Amati figli,
Due anni fa eravamo assorti nel silenzio delle strade quando l’inattesa pandemia ci ha costretto a rimanere chiusi in casa. Oggi abbiamo il cuore sgomento, mentre gli echi della guerra sono insistenti, le parole fra i capi delle nazioni sono condite di acredine e lo strazio degli afflitti non trova consolazione.
Ci siamo abituati allo stile del conflitto in cui è vincente il più forte, colui che sa alzare di più la voce, come avviene abitualmente anche nei contesti ordinari di vita, nei dialoghi per strada o con i mezzi di comunicazione.
Ma, in un mondo che ragiona con violenza, il cristiano è chiamato invece a confrontarsi con la scena muta e scomoda del Crocifisso.
Prima di morire, Gesù, si rivolge in preghiera al Padre, perché si compia la sua volontà, apre al malfattore le porte del paradiso, perdona i crocifissori, affida la Madre al discepolo amato e viceversa.
Poi scende il silenzio e la morte. Tutto è consegnato al Padre, la salvezza è donata agli uomini. La croce è uno strumento di morte e di oppressione, ma, nel contemplare il Crocifisso, scopriamo che l’amore è più forte della violenza e dell’odio. La croce è una scena scomoda da guardare, perché ci richiama la fragilità, l’impotenza, la deliberata scelta di Gesù di non alzare la voce e di non esercitare vendetta su chi lo ha trafitto.
Nel Crocifisso noi vediamo il dono dell’amore come risposta all’odio degli uomini. È questa l’immagine potente evocata dalle braccia distese di Gesù, con le mani aperte e trafitte dai chiodi. Le braccia sono distese per ricevere, le mani sono aperte per donare. Le braccia distese vogliono accogliere il peccato degli uomini, le mani sono aperte per donare senza misura il perdono. Il Crocifisso rende concreto ciò che Gesù stesso aveva insegnato a Pietro: perdonare all’infinto, fino a «settanta volte sette» (Mt 18, 22).

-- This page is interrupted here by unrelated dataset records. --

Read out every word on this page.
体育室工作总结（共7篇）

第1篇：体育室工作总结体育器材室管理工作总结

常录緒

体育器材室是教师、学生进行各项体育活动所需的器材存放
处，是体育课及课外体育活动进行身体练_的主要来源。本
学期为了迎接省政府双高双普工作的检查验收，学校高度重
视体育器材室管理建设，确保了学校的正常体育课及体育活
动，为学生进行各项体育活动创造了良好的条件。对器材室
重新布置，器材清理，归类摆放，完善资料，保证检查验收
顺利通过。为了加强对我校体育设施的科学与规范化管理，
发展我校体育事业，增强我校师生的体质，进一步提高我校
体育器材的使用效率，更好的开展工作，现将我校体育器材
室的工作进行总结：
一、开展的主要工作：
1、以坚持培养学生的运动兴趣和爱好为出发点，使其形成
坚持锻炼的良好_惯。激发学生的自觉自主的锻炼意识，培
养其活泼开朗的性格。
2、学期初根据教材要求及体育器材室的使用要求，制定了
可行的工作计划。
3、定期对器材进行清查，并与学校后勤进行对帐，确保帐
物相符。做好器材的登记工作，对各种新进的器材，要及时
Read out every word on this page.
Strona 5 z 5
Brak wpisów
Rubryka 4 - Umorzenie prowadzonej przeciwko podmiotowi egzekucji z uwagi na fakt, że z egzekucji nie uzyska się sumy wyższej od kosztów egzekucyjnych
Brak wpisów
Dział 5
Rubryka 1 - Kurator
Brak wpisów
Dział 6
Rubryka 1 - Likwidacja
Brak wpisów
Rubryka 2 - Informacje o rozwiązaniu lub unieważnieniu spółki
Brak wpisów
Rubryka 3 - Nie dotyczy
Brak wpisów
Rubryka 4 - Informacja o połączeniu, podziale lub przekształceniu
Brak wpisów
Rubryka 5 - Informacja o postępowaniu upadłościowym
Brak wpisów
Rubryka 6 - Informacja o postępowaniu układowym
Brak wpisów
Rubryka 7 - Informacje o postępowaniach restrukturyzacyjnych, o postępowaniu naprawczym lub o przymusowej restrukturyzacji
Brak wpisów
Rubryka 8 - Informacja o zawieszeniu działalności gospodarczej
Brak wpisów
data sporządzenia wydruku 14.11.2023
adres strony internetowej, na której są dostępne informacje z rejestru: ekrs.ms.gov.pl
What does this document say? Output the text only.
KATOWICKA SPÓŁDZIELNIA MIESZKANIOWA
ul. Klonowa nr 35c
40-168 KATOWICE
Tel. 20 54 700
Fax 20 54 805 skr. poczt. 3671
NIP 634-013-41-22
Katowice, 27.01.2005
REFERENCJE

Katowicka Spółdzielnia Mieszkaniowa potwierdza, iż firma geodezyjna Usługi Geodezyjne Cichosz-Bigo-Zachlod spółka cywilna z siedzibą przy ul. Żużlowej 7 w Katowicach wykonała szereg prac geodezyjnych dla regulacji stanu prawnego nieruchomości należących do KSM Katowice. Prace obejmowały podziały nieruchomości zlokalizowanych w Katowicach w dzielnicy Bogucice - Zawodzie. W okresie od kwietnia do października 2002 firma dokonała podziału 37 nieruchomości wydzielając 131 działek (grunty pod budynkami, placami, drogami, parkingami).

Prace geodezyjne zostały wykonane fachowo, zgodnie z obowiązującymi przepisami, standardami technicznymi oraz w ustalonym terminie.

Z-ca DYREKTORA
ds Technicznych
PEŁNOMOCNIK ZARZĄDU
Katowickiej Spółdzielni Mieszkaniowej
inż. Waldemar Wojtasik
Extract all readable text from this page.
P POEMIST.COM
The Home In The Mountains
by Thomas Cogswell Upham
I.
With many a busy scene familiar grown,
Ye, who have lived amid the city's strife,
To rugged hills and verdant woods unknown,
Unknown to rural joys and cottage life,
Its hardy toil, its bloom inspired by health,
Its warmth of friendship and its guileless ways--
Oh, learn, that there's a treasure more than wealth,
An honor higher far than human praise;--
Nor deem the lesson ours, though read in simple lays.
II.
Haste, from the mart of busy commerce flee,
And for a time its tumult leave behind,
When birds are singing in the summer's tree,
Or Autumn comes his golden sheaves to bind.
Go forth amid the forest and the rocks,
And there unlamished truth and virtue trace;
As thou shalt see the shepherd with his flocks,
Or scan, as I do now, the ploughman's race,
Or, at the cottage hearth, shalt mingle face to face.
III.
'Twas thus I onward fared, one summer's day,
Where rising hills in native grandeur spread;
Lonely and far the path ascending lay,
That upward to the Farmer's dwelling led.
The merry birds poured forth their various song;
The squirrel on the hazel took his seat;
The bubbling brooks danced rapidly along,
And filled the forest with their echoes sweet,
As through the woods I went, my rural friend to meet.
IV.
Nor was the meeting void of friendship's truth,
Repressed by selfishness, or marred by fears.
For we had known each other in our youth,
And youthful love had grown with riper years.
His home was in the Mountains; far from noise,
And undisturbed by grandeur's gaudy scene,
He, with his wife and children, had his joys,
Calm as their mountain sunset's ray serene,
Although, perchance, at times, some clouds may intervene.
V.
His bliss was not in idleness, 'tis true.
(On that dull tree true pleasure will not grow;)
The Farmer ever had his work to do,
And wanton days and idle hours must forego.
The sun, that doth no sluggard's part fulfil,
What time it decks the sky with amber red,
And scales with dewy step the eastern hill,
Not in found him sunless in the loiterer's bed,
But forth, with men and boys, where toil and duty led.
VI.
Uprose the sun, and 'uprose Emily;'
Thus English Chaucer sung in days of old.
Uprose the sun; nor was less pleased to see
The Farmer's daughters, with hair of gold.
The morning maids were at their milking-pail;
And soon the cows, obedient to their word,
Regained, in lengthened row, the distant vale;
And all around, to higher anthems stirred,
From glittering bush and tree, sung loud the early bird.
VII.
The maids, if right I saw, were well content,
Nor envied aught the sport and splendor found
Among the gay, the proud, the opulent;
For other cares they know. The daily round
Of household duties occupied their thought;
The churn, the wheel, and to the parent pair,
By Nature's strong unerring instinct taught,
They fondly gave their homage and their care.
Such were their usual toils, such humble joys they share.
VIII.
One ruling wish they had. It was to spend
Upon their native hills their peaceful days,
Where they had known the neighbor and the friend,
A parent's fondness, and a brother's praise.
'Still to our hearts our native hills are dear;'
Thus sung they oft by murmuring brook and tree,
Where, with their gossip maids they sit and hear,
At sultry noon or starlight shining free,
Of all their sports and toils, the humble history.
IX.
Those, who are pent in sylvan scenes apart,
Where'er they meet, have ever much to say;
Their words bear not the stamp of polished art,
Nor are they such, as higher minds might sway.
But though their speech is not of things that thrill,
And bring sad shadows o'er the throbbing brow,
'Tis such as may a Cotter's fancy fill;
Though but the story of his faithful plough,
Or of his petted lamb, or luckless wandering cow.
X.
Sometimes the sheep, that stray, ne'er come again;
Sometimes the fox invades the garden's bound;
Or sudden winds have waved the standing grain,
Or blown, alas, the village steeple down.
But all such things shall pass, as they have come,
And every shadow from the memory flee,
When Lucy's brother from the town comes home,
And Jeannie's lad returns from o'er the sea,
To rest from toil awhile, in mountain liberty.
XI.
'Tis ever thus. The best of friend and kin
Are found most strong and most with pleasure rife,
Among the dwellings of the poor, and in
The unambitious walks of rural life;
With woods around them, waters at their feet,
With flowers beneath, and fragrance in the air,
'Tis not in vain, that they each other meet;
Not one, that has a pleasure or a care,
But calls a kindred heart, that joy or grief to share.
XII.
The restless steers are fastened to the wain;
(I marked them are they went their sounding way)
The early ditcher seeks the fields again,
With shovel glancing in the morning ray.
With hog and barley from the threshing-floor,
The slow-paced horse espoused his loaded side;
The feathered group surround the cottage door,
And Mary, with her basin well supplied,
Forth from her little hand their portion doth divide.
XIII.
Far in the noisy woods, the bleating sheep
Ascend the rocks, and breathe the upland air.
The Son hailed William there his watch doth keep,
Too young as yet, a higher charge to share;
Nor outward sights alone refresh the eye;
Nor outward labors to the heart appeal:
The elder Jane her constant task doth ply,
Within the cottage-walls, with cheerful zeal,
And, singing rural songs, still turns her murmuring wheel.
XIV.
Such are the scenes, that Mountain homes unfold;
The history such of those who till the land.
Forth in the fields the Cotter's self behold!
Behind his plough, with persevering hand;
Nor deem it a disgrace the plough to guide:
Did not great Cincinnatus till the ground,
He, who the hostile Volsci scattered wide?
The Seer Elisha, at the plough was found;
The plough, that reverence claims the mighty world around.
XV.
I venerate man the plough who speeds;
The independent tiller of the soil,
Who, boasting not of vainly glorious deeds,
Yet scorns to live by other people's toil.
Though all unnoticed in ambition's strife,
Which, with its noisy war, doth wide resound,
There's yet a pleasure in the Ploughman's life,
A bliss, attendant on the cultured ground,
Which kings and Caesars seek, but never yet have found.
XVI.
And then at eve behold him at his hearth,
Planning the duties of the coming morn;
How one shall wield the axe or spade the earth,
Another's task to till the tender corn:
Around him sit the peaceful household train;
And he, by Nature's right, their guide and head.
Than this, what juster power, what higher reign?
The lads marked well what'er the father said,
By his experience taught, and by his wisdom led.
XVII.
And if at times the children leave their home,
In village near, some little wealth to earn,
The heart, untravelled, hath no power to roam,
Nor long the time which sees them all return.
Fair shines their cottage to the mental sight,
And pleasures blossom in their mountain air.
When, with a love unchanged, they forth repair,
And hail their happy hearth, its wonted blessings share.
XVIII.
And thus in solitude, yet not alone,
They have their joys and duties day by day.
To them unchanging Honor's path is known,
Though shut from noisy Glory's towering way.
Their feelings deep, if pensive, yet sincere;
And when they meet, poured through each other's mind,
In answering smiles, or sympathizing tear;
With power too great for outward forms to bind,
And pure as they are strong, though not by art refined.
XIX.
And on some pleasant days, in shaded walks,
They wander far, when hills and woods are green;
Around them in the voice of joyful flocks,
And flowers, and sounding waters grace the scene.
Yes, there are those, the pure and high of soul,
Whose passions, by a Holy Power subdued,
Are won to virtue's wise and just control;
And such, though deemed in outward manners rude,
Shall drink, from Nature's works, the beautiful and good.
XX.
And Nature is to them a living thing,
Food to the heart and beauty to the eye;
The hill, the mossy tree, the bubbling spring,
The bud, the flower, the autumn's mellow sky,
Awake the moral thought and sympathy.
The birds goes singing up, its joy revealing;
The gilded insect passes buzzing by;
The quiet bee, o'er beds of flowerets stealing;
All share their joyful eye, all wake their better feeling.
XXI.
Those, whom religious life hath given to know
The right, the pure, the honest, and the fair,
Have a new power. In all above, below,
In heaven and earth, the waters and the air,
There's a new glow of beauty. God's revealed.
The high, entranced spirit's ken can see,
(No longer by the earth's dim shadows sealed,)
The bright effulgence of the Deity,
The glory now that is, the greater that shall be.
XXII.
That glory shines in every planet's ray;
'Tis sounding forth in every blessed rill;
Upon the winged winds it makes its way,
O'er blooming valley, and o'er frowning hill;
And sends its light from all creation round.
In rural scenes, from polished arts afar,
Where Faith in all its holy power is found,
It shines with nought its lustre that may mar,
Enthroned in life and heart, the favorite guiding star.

Nelle mani trafitte si compendia il dono dell’Eucaristia: «Prendete, mangiate: questo è il mio corpo. […] Bevetene tutti, perché questo è il mio sangue dell’alleanza, che è versato per molti per il perdono dei peccati» (Mt 26, 26-29).
L’Eucaristia ci riunisce come Chiesa, popolo redento dal Signore, convocato per celebrare la Pasqua. Qui troviamo il nutrimento per reagire al male e per implorare la pace: «Liberaci, Signore, da tutti i mali, concedi la pace ai nostri giorni».
Croce ed Eucaristia riuniscono in sé il senso della storia, la vita che vince la morte, il dono d’amore che supera le pretese dell’odio, il perdono che supera la vendetta.
Recuperiamo in questa Pasqua l’amore per il Crocifisso. Contempliamo con riconoscenza il mistero che si compie sull’altare della croce, su cui Cristo offre sé stesso per noi. Come il re Davide, anche noi – davanti alle braccia distese e alle mani aperte di Gesù – alziamo le braccia e imploriamo: «Signore, a te grido, accorri in mio aiuto; porgi l’orecchio alla mia voce quando t’invoco. […] Non piegare il mio cuore al male, a compiere azioni criminose con i malfattori. […] A te, Signore Dio, sono rivolti i miei occhi; in te mi rifugio, non lasciarmi indifeso» (Sal 141).
E se davanti al mistero del Crocifisso ci sentiamo debitori o ingrati o impotenti, facciamo nostre le parole di san Guido Maria Conforti: «Il Crocifisso è il gran libro sul quale si sono formati i santi e sul quale noi pure dobbiamo formarci. Tutti gli insegnamenti contenuti nel Vangelo sono compendiati nel Crocifisso. Esso ci parla con una eloquenza che non ha l’eguale: con l’eloquenza del sangue. Ci inculca l’umiltà, la purezza, la mansuetudine, il distacco da tutte le cose della terra, l’uniformità ai divini voleri, e soprattutto la carità per Dio e per i fratelli».